OKLAHOMA CITY — When Chris Ferrell took over the jazz band at a new school seven years ago, it was obvious that some of his most trusted, non-verbal tools for leading musicians wouldn’t work.
Ferrell leads one of the few high school bands in the country whose members are all visually impaired. He doesn’t conduct the band from the Muskogee School for the Blind, so much as he calls out song selections, claps his hands to give the student musicians a rhythm, counts them off and steps aside.
“Everything is either tactile or audio,” he said after a concert at the state Capitol this week. “There’s no real conducting. Once I count them off, that’s it. They have to be together as group.”
The 19 musicians are all visually impaired. They cannot see Ferrell, read normal music or any pick up any non-verbal cues.
Sight-reading braille music isn’t really feasible, since musicians need both hands to play their instruments.
So Ferrell’s band spends hours memorizing every selection, sometimes listening to songs over and over to learn nuances and how each instrument fits into the piece.
Ferrell said such ensembles are “more rare than you think.”
“We’re one of the only schools for the blind in the nation that has a band at all,” he said. “Most schools for the blind go towards choir.
“I’m not saying it’s harder than choir…but it’s just difficult playing a musical instrument,” he said.
And, he noted, his musicians simply wouldn’t have an opportunity to play in a traditional public school.
“There’s no way,” he said. “I mean, I taught public school, and we never had a visually impaired child in our class. It’s not geared for them.”
Still, given the prominence of some blind musicians — think Ronnie Milsap, Ray Charles and Stevie Wonder — Ferrell said there’s sometimes a perception that the visually impaired are naturally musically gifted.
“They’re just the same as everyone else,” he said. “Everybody works really hard, and it pays off.”

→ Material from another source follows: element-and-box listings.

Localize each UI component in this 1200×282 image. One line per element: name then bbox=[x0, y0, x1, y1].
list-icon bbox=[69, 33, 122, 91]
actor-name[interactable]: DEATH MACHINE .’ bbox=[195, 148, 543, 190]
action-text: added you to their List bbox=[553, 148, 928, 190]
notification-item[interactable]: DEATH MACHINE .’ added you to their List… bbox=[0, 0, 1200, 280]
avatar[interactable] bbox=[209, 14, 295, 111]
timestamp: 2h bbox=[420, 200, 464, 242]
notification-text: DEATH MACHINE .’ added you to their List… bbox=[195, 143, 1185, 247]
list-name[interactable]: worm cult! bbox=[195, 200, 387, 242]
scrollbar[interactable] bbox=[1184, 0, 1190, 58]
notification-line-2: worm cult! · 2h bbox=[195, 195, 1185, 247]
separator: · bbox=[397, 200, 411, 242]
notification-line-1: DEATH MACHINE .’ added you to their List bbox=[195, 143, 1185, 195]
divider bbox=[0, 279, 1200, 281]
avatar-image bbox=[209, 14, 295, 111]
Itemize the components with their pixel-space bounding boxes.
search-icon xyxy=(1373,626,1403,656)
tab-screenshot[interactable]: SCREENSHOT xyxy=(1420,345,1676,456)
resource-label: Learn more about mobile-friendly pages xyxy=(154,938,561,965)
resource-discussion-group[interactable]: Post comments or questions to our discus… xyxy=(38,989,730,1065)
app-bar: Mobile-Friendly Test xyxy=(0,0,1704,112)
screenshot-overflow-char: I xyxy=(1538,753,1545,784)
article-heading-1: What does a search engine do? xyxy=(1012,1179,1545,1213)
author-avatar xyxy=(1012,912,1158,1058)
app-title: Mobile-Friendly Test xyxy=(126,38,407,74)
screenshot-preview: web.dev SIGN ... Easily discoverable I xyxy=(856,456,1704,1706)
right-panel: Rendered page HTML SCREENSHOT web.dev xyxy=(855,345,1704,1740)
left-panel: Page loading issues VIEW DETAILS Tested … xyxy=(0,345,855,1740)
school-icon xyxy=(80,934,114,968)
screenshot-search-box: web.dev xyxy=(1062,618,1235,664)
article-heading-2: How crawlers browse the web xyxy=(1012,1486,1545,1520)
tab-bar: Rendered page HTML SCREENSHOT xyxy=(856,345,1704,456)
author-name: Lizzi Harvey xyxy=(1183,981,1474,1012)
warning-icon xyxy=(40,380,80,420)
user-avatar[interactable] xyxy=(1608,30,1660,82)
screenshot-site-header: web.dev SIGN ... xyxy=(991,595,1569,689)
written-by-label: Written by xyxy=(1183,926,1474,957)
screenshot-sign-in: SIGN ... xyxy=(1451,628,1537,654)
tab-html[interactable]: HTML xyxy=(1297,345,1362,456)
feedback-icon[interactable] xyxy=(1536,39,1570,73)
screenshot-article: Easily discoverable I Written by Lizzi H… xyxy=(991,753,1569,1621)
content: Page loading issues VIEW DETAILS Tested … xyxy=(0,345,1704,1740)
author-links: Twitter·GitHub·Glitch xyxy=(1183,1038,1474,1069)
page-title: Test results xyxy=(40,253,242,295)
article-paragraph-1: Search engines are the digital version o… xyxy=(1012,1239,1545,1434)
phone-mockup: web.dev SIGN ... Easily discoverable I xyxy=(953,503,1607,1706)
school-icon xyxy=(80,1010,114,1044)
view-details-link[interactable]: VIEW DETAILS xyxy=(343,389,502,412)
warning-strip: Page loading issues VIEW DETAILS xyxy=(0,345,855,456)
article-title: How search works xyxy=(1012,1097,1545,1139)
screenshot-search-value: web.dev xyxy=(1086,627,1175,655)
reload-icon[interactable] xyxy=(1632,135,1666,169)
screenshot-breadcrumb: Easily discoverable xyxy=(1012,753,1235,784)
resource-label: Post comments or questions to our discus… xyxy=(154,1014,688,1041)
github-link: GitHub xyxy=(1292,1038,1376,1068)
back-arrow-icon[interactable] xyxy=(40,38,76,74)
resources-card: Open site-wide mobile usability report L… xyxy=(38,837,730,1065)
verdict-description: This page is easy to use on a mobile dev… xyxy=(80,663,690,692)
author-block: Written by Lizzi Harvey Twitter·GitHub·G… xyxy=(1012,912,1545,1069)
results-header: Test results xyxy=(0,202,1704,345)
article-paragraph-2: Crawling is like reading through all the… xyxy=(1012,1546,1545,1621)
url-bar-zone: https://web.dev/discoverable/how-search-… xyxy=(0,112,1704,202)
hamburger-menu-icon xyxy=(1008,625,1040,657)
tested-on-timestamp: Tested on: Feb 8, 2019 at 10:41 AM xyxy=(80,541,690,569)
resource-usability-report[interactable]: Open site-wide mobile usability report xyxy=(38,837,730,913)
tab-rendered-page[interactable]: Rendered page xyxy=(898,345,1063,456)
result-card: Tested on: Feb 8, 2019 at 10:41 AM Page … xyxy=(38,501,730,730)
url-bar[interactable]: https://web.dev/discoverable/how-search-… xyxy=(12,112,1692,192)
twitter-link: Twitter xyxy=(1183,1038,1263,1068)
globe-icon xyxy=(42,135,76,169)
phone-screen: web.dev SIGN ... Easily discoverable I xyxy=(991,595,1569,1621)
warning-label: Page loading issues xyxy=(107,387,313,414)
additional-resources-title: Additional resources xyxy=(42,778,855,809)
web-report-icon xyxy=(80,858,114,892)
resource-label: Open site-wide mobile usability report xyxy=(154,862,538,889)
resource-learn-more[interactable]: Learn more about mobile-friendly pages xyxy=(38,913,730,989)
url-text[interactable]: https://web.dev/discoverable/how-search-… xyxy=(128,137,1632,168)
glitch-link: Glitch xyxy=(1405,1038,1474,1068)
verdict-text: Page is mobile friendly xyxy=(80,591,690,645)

This week, Ferrell’s musicians were featured guests at the annual People with Disabilities Awareness Day at the state Capitol. They were fresh from a winning performance at a band competition in Tahlequah, where they’d taken top prize in their division and received the second-highest score overall.
Richelle Zampella, 15, an alto saxophonist, said she learns music first by listening to it. The more she practices, the easier it becomes.
“The faster passages (are) harder to pick up by ear,” she admits.
During her performance at the Capitol, the Muskogee freshman belted out what sounded like a flawless solo during the song “Little Sunflower.”
“It’s great experience, trying to find your own voice,” she said.
Tenor saxophonist Jennifer Ratliff said her favorite part of playing is showing people “that we can really play music well even though we’ve got a disability.”
In addition to the tenor sax, the 17-year-old senior from Roland plays piano and hopes to pick up even more instruments.
She hopes to take her love of music to Southern Nazarene University, where she’ll start college in the fall.